I got so disappointed that when I learned that episodes 6 and 7 were leaked, I decided to watch episode 6. Because I felt disappointed, hungry, a bit scared about the direction the show took.

And I have to say I’m glad I did, because episode 6 is a good episode, much better than this one. It still has its flaws and is not perfect, but it was much more satisfying and hope-inducing than “The ways of the dead”. 



And now I just realized I ended up making an episode “review”. Damn myself for being unable to break the patterns…







Edit:



I have to correct myself here. 

You must know about this Youtuber that makes breakdown of the American Gods episodes. His video are interesting, sometimes he misses obvious stuff, but other times he finds things and details I couldn’t have found in a thousand years, so it’s worth a shot.

I watched his breakdown of “The ways of the dead” and I have to admit, it made me reconsider this episode. I may have been too harsh and quick of judgement on it.

Because I liked a lot of stuff. The Jinn and Salim talks. The New Orleans subplot. I disliked that the dwarfs of the Nordic mythology were actually played by dwarfs - because, well you know, they weren’t really “small people” in Nordic mythology, that’s an image that came latter. But then I think “Well, that’s the same deal that Czernobog. Czernobog wasn’t the god of evil in real Slavic mythology, but here he is, because that’s the latest, christianized version and that’s the one that came to America. The same must go for the dwarfs, they are a latter, already changed version of the mythological dwarfs.”

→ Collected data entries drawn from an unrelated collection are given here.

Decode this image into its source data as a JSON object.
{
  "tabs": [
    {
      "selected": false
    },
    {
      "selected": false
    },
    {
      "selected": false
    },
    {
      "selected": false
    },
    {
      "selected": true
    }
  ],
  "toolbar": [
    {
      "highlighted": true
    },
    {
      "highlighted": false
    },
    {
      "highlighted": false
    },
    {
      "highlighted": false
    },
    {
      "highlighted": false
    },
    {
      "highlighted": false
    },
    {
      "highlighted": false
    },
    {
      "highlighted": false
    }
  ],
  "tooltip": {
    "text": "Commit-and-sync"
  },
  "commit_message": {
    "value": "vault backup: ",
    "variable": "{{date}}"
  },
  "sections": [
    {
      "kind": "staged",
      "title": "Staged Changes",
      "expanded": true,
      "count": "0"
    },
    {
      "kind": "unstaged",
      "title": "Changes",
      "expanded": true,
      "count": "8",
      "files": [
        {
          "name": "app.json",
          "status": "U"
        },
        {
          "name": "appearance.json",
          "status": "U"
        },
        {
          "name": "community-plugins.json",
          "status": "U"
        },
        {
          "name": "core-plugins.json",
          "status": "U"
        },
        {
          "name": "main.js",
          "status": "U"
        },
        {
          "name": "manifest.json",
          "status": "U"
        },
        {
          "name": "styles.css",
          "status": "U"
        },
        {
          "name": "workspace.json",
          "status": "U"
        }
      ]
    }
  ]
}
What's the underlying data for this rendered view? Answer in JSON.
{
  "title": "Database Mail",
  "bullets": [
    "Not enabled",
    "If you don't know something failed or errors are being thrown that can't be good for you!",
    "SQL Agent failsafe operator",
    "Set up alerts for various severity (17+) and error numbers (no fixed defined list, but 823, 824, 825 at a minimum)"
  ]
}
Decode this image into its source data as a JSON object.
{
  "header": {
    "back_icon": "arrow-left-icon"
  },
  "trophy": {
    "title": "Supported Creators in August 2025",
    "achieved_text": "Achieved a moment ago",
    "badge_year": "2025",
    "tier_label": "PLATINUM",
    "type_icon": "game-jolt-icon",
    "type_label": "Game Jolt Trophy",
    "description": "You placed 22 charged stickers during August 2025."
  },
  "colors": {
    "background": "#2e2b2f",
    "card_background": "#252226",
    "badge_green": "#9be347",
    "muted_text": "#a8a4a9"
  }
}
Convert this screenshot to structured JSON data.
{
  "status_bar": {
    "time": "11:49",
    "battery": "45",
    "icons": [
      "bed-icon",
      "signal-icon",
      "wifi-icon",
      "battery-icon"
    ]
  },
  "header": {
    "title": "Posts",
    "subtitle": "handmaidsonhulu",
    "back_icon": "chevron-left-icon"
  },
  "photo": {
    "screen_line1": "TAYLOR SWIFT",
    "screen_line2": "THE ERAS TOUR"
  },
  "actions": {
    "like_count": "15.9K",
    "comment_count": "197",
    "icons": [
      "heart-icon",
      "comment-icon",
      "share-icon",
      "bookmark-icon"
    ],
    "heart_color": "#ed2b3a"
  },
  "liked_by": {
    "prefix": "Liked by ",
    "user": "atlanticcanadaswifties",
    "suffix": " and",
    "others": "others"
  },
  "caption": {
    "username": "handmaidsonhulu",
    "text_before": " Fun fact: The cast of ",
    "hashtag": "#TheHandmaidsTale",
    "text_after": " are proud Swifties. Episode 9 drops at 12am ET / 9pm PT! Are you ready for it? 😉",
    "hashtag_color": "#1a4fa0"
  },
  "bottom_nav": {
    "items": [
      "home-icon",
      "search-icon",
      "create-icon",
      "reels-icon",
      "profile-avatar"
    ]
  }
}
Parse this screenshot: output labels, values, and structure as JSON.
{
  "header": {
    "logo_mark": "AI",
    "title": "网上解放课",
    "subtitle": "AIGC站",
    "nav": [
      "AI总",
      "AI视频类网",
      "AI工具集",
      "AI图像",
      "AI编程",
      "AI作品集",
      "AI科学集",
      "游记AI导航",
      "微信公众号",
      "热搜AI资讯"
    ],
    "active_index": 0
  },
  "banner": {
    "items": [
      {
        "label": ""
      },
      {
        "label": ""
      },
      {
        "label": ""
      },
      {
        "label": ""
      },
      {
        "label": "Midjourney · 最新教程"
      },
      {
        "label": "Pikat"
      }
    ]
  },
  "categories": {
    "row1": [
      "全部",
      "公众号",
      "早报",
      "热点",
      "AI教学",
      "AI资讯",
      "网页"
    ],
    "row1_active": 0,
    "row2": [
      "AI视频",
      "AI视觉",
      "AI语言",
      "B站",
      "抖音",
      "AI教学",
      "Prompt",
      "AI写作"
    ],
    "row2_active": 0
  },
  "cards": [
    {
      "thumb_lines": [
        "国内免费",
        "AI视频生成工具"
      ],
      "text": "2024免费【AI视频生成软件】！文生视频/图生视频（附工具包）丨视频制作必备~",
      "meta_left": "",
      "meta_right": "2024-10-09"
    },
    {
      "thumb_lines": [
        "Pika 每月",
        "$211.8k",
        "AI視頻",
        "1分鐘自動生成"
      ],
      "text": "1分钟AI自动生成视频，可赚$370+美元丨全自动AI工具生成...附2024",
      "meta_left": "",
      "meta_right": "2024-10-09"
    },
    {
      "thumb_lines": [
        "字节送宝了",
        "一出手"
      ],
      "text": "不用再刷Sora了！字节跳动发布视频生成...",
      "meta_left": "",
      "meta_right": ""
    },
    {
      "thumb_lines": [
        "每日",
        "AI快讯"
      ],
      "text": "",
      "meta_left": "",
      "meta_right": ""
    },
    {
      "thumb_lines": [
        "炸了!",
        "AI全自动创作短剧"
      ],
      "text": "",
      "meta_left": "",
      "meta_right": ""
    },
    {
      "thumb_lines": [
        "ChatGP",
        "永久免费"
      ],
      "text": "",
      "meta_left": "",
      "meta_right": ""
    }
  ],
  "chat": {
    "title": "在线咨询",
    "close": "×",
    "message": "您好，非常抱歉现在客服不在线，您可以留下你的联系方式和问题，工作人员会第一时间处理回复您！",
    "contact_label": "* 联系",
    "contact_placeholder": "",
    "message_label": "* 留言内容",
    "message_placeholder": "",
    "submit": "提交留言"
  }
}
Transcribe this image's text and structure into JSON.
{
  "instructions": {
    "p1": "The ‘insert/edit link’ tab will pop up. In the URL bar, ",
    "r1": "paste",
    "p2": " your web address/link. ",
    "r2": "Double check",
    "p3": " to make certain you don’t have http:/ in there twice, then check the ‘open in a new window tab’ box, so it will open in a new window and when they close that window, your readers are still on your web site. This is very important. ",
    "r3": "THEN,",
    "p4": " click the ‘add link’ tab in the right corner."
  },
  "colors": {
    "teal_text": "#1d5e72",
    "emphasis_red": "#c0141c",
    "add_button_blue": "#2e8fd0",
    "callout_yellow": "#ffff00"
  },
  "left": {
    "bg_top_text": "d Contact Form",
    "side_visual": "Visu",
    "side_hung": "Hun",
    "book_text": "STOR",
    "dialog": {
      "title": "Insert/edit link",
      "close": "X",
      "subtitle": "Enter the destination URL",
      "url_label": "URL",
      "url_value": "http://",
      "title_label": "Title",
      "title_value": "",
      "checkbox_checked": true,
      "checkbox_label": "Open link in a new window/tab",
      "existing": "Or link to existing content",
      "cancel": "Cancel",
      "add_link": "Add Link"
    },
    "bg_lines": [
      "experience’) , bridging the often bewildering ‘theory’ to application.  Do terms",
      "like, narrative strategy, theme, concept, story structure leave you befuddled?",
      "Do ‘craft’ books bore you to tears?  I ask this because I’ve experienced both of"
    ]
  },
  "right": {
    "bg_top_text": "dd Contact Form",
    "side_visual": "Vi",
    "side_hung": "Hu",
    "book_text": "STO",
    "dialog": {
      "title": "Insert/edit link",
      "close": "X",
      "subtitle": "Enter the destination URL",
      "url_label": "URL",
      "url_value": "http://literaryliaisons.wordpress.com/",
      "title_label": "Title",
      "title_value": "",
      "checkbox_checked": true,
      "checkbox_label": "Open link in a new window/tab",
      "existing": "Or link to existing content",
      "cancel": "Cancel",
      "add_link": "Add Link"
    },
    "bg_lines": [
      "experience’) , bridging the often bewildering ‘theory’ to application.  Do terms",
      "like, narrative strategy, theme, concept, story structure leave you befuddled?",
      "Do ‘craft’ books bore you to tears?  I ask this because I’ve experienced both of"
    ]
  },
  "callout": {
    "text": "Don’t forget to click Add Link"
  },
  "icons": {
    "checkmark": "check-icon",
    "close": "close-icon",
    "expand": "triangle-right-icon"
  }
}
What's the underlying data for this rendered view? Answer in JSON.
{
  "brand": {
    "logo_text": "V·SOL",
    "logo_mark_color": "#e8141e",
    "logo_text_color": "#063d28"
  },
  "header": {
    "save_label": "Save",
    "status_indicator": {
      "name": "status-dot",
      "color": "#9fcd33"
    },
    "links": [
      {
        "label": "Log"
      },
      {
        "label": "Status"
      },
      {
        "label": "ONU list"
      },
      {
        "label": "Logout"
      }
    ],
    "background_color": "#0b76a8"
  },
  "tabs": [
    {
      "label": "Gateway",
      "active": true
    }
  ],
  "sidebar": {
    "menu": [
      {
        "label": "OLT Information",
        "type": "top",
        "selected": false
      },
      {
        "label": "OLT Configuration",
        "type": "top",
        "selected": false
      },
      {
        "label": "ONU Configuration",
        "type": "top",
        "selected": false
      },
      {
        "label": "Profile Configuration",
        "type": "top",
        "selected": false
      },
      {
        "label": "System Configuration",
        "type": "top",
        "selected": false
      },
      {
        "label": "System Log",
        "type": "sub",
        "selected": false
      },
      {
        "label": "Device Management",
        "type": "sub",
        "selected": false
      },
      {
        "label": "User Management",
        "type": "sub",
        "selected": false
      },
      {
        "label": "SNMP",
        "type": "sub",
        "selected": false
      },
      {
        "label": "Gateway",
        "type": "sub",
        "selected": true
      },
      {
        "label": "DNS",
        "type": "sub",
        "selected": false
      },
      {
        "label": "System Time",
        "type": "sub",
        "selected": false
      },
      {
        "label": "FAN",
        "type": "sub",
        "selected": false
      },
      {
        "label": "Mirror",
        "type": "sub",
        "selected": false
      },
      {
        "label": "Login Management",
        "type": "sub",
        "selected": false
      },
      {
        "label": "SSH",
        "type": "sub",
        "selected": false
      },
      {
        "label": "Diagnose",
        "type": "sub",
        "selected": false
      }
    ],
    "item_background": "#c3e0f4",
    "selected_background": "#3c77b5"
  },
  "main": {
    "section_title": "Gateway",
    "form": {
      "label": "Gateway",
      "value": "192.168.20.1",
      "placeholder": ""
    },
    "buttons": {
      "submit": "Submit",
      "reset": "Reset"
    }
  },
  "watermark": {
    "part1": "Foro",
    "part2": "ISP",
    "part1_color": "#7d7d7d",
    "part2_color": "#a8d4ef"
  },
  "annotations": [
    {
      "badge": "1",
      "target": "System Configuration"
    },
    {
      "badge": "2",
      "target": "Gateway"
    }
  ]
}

And I have a confession to make. About racism towards black people in the United-States. It’s a subject that makes me tired. Not because it doesn’t touch me or because I think it’s nothing, I know all of its horror. But it’s because I lived with this subject for the entirety of my high school years. That was part of our English program, and that’s the only thing we learned about the United States. Slavery. Segregation. Racism. Discrimination. Modern day police violence against black people.

For three years I saw documentaries about it, I read texts about it, I wrote essais and had tests about it, did presentations, exposés, etc… That was one of the thing I had to prepare for my “bac”, my graduation exam. So nothing you can show me now will feel new to me. The lynching parties, the Little Rock Nine, the Black Panthers, I know everything about it. 

So now that I have the opportunity to learn other stuff about American culture, society, civilization, I’m always a bit bugged to see this subject take over the show. Not that I’m against it. I loved Anansi’s speech in season one. The play on the hanging symbolism with Shadow? Brilliant. The talk about different shades of black with Czernobog in season 1, and then Nancy-Bilquis-Ibis in season 2? Wonderful! Nancy monologue about slavery as a cult? Highly interesting!

But in this episode I expected something else, and it ended up as an episode entirely centered about it. So, that’s probably what clouded a bit my judgement and may have make me less enthusiast about this episode.

All sort of shitty reasons and shitty things… that’s also why I wasn’t willing to make a review about it. It’s just… I guess I’m not in the best state of mind to consider this episode.